The angry hum of auto-cannons tore the desert air in half, followed by the deep-throated impact of rockets and the thump of rotor blades. Bodies spun through the air or came apart in storms of blood and bone as an Apache gunship, looking like a giant prehistoric insect, roared overhead, blotting out the sun for just an instant. More choppers followed, the beat of their blades overwhelmed by the thunder of weapons.
<
br /> Staff Sergeant Dean West blinked at the blood in his eyes, then slipped away into cold, dark pain.
• • •
Dean crouched at the front window of the small house, staring out through a slit in the blanket he had hung. The memory, so intense he could smell the blood of his friends and feel the hot grit of the sand, had come unbidden and quickly overwhelmed him. Now his hands trembled and he bit the insides of his cheeks so hard they bled.
Not now. Not now.
It had been months since he’d had an episode, and none so far could compare with this. He was paralyzed, trapped in a shaking body over which he had no control, sweating, breathing hard, fighting to hold down the moan trying to claw its way out of his throat.

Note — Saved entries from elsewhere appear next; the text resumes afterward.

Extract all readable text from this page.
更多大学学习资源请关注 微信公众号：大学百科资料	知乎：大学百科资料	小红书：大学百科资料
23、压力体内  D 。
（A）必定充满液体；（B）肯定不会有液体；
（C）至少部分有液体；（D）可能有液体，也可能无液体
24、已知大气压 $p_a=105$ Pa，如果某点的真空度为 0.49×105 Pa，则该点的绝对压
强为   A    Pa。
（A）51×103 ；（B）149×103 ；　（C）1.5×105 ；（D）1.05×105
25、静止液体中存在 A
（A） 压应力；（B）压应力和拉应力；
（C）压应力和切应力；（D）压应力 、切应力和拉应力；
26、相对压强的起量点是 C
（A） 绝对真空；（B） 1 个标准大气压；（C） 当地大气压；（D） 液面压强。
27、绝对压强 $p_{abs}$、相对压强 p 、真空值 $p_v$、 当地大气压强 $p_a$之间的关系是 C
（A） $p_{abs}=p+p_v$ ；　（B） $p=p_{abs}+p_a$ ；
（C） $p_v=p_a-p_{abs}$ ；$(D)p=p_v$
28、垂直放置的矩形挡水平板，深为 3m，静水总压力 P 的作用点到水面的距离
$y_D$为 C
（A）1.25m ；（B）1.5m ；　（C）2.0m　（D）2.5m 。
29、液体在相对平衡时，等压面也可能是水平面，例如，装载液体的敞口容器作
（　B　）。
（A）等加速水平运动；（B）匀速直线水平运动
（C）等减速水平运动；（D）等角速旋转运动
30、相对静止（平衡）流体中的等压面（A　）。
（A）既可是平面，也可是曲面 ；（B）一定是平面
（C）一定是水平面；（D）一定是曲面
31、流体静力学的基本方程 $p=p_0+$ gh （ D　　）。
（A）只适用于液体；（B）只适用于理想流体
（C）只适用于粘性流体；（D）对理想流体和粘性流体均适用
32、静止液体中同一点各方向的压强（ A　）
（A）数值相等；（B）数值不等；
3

Beyond the window, the cul-de-sac was filling with the walking dead.
For weeks the street had been empty, undisturbed except for the odd corpse. Now, only a day before Dean was preparing to relocate, to find a new location that would replace their now-exhausted supply of food and water, they had come. Hundreds strong, a steady tide of walking decay was making its way into the circle at the end of the street, spreading out and stumbling across lawns and up driveways, pressing against houses and hammering at doors and windows. A dozen or more shuffled up the driveway to Dean and Leah’s house, heads tipped back and turning left and right, scenting the air.
Dean gnawed at his cheeks. It’s our trash, the bagged waste in the garage, oh, God, they can smell it, oh, God.
“Daddy, I want Dora,” Leah said, standing in the living room behind him wearing a kid-sized football jersey that hung on her like a dress. She was dirty, they both were, and it was so hard to keep her clean when the water had to be saved for drinking. Dean trembled, stared at the corpses sniffing in the driveway. He couldn’t reply.
“Daddy.” Leah’s voice was low and petulant. It had been one of those days when nothing made her happy or kept her occupied for long. “Daddy,” she demanded, “want Dora. Want Dora!”